Inconsciemment, nous pensons que les personnes d’un groupe étranger sont moins humaines, moins intelligentes et moins susceptibles d’éprouver des sentiments complexes, montrent les études.
En 2017, plus de 90 % de Français déclaraient révoltant le refus d’embaucher une personne qualifiée pour un poste, ou de lui louer un logement, pour la seule raison qu’elle est noire ou d’origine maghrébine (sondage CNCDH/Ipsos). Pourtant, dans son rapport annuel de 2017, la Commission nationale consultative des droits de l’homme (CNCDH) observait que ces mêmes Français étaient 54 % à estimer qu’il y a trop d’immigrés en France. Et dans son rapport de 2018, elle pointait des actes racistes tout aussi nombreux.

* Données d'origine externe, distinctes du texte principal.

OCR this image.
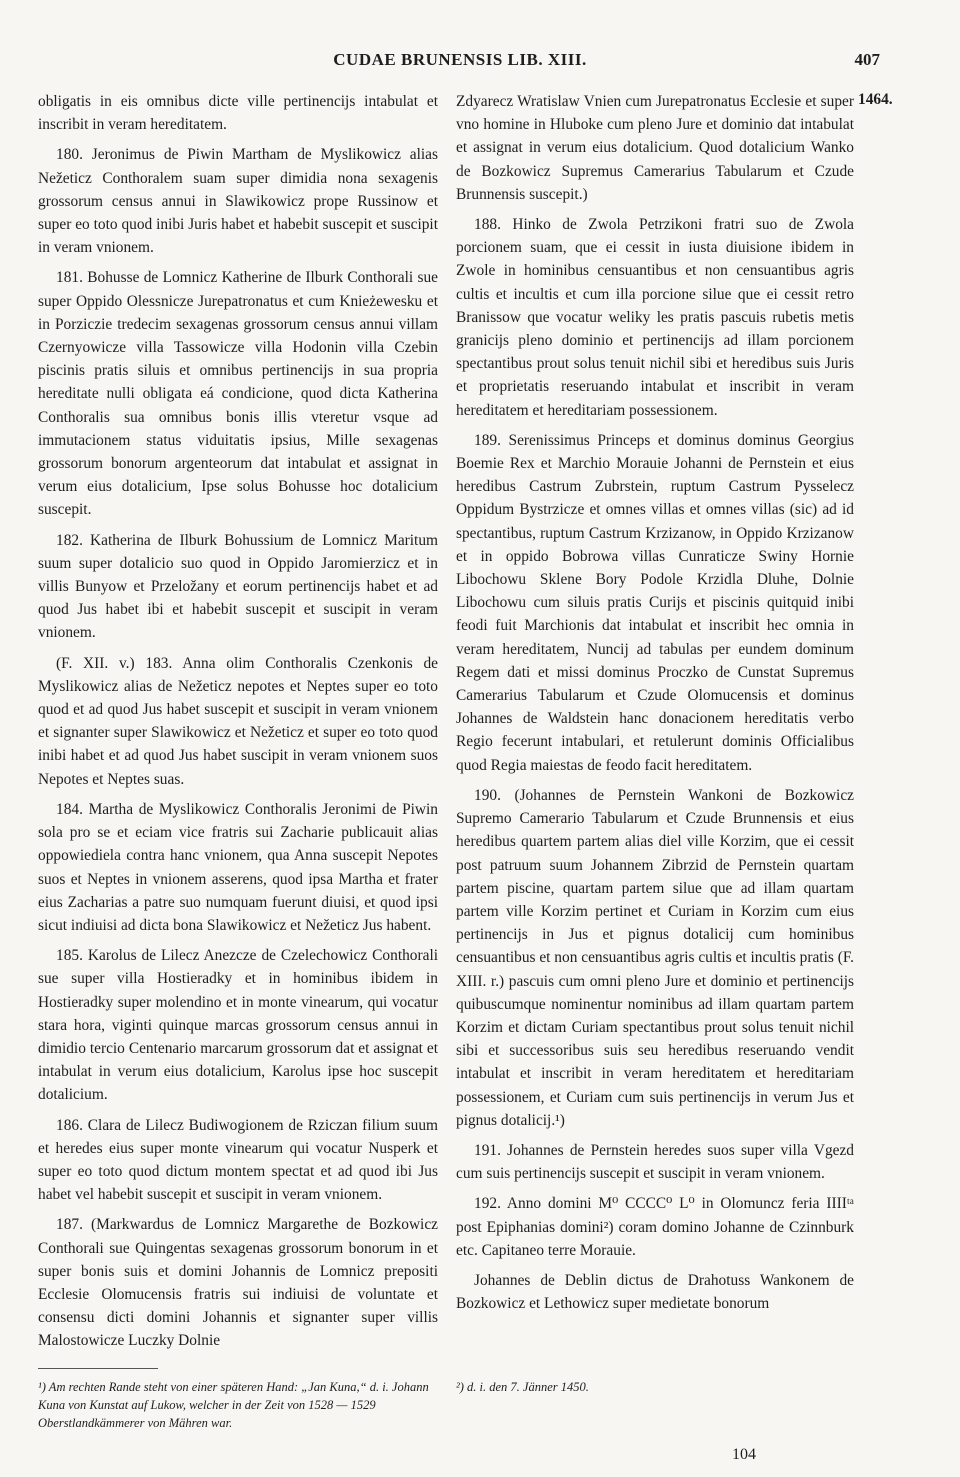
CUDAE BRUNENSIS LIB. XIII.	407
1464.

obligatis in eis omnibus dicte ville pertinencijs intabulat et inscribit in veram hereditatem.

180. Jeronimus de Piwin Martham de Myslikowicz alias Nežeticz Conthoralem suam super dimidia nona sexagenis grossorum census annui in Slawikowicz prope Russinow et super eo toto quod inibi Juris habet et habebit suscepit et suscipit in veram vnionem.

181. Bohusse de Lomnicz Katherine de Ilburk Conthorali sue super Oppido Olessnicze Jurepatronatus et cum Knieżewesku et in Porziczie tredecim sexagenas grossorum census annui villam Czernyowicze villa Tassowicze villa Hodonin villa Czebin piscinis pratis siluis et omnibus pertinencijs in sua propria hereditate nulli obligata eá condicione, quod dicta Katherina Conthoralis sua omnibus bonis illis vteretur vsque ad immutacionem status viduitatis ipsius, Mille sexagenas grossorum bonorum argenteorum dat intabulat et assignat in verum eius dotalicium, Ipse solus Bohusse hoc dotalicium suscepit.

182. Katherina de Ilburk Bohussium de Lomnicz Maritum suum super dotalicio suo quod in Oppido Jaromierzicz et in villis Bunyow et Przeložany et eorum pertinencijs habet et ad quod Jus habet ibi et habebit suscepit et suscipit in veram vnionem.

(F. XII. v.) 183. Anna olim Conthoralis Czenkonis de Myslikowicz alias de Nežeticz nepotes et Neptes super eo toto quod et ad quod Jus habet suscepit et suscipit in veram vnionem et signanter super Slawikowicz et Nežeticz et super eo toto quod inibi habet et ad quod Jus habet suscipit in veram vnionem suos Nepotes et Neptes suas.

184. Martha de Myslikowicz Conthoralis Jeronimi de Piwin sola pro se et eciam vice fratris sui Zacharie publicauit alias oppowiediela contra hanc vnionem, qua Anna suscepit Nepotes suos et Neptes in vnionem asserens, quod ipsa Martha et frater eius Zacharias a patre suo numquam fuerunt diuisi, et quod ipsi sicut indiuisi ad dicta bona Slawikowicz et Nežeticz Jus habent.

185. Karolus de Lilecz Anezcze de Czelechowicz Conthorali sue super villa Hostieradky et in hominibus ibidem in Hostieradky super molendino et in monte vinearum, qui vocatur stara hora, viginti quinque marcas grossorum census annui in dimidio tercio Centenario marcarum grossorum dat et assignat et intabulat in verum eius dotalicium, Karolus ipse hoc suscepit dotalicium.

186. Clara de Lilecz Budiwogionem de Rziczan filium suum et heredes eius super monte vinearum qui vocatur Nusperk et super eo toto quod dictum montem spectat et ad quod ibi Jus habet vel habebit suscepit et suscipit in veram vnionem.

187. (Markwardus de Lomnicz Margarethe de Bozkowicz Conthorali sue Quingentas sexagenas grossorum bonorum in et super bonis suis et domini Johannis de Lomnicz prepositi Ecclesie Olomucensis fratris sui indiuisi de voluntate et consensu dicti domini Johannis et signanter super villis Malostowicze Luczky Dolnie

Zdyarecz Wratislaw Vnien cum Jurepatronatus Ecclesie et super vno homine in Hluboke cum pleno Jure et dominio dat intabulat et assignat in verum eius dotalicium. Quod dotalicium Wanko de Bozkowicz Supremus Camerarius Tabularum et Czude Brunnensis suscepit.)

188. Hinko de Zwola Petrzikoni fratri suo de Zwola porcionem suam, que ei cessit in iusta diuisione ibidem in Zwole in hominibus censuantibus et non censuantibus agris cultis et incultis et cum illa porcione silue que ei cessit retro Branissow que vocatur weliky les pratis pascuis rubetis metis granicijs pleno dominio et pertinencijs ad illam porcionem spectantibus prout solus tenuit nichil sibi et heredibus suis Juris et proprietatis reseruando intabulat et inscribit in veram hereditatem et hereditariam possessionem.

189. Serenissimus Princeps et dominus dominus Georgius Boemie Rex et Marchio Morauie Johanni de Pernstein et eius heredibus Castrum Zubrstein, ruptum Castrum Pysselecz Oppidum Bystrzicze et omnes villas et omnes villas (sic) ad id spectantibus, ruptum Castrum Krzizanow, in Oppido Krzizanow et in oppido Bobrowa villas Cunraticze Swiny Hornie Libochowu Sklene Bory Podole Krzidla Dluhe, Dolnie Libochowu cum siluis pratis Curijs et piscinis quitquid inibi feodi fuit Marchionis dat intabulat et inscribit hec omnia in veram hereditatem, Nuncij ad tabulas per eundem dominum Regem dati et missi dominus Proczko de Cunstat Supremus Camerarius Tabularum et Czude Olomucensis et dominus Johannes de Waldstein hanc donacionem hereditatis verbo Regio fecerunt intabulari, et retulerunt dominis Officialibus quod Regia maiestas de feodo facit hereditatem.

190. (Johannes de Pernstein Wankoni de Bozkowicz Supremo Camerario Tabularum et Czude Brunnensis et eius heredibus quartem partem alias diel ville Korzim, que ei cessit post patruum suum Johannem Zibrzid de Pernstein quartam partem piscine, quartam partem silue que ad illam quartam partem ville Korzim pertinet et Curiam in Korzim cum eius pertinencijs in Jus et pignus dotalicij cum hominibus censuantibus et non censuantibus agris cultis et incultis pratis (F. XIII. r.) pascuis cum omni pleno Jure et dominio et pertinencijs quibuscumque nominentur nominibus ad illam quartam partem Korzim et dictam Curiam spectantibus prout solus tenuit nichil sibi et successoribus suis seu heredibus reseruando vendit intabulat et inscribit in veram hereditatem et hereditariam possessionem, et Curiam cum suis pertinencijs in verum Jus et pignus dotalicij.¹)

191. Johannes de Pernstein heredes suos super villa Vgezd cum suis pertinencijs suscepit et suscipit in veram vnionem.

192. Anno domini M⁰ CCCC⁰ L⁰ in Olomuncz feria IIIIᵗᵃ post Epiphanias domini²) coram domino Johanne de Czinnburk etc. Capitaneo terre Morauie.

Johannes de Deblin dictus de Drahotuss Wankonem de Bozkowicz et Lethowicz super medietate bonorum

¹) Am rechten Rande steht von einer späteren Hand: „Jan Kuna,“ d. i. Johann Kuna von Kunstat auf Lukow, welcher in der Zeit von 1528 — 1529 Oberstlandkämmerer von Mähren war.
²) d. i. den 7. Jänner 1450.
104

Certes, les sondages sur des questions aussi sensibles sont à manier avec précaution. Mais cette ambivalence, qui n’est pas propre à la France, n’en est pas moins évidente, preuve que le racisme reste un phénomène plus complexe qu’on ne le croit. Et les études menées en psychologie sociale (principalement aux États-Unis, où la question du racisme a un poids historique considérable) montrent que nous sommes en effet beaucoup plus racistes que nous le croyons.
Professeur à l’université de Yale, le psychologue John Dovidio démontre depuis plus de vingt-cinq ans que l’on peut avoir un discours sincèrement antiraciste tout en manifestant au quotidien des pratiques inconscientes de discrimination vis-à-vis de certaines catégories de personnes, dès lors qu’elles peuvent être justifiées par des arguments pseudo-rationnels. Il a ainsi confronté différentes personnes blanches à l’agression (simulée) d’une femme au couteau. Dans un cas, la femme agressée est blanche, dans l’autre, noire. Résultat ?
Quand la personne pense être le seul témoin de la scène et donc moralement tenue d’intervenir, elle porte secours à la victime, qu’elle soit blanche ou noire. Mais lorsque la personne croit que d’autres assistent comme elle à l’agression, et qu’elle peut donc se convaincre que d’autres interviendront à sa place, elle porte secours deux fois moins souvent à la femme noire qu’à la femme blanche (38 % contre 75 %). Idem lorsqu’on demande à des cobayes blancs, qui s’affirment pourtant non-racistes, de choisir un candidat pour un poste : quand les compétences sont sans ambiguïté, le candidat noir n’est pas discriminé. Mais lorsque ces compétences trahissent des forces et des faiblesses, le candidat blanc est systématiquement favorisé par rapport au candidat noir.
Les actes antisémites en forte hausse
© SHUTTERSTOCK – M. KONTENTE
Malgré une récente baisse, les actes haineux (courbe orange) recensés en France ont globalement augmenté depuis vingt-cinq ans. Et, d’après les chiffres des neuf premiers mois de 2018, les actes antisémites sont en très forte hausse : + 69 %.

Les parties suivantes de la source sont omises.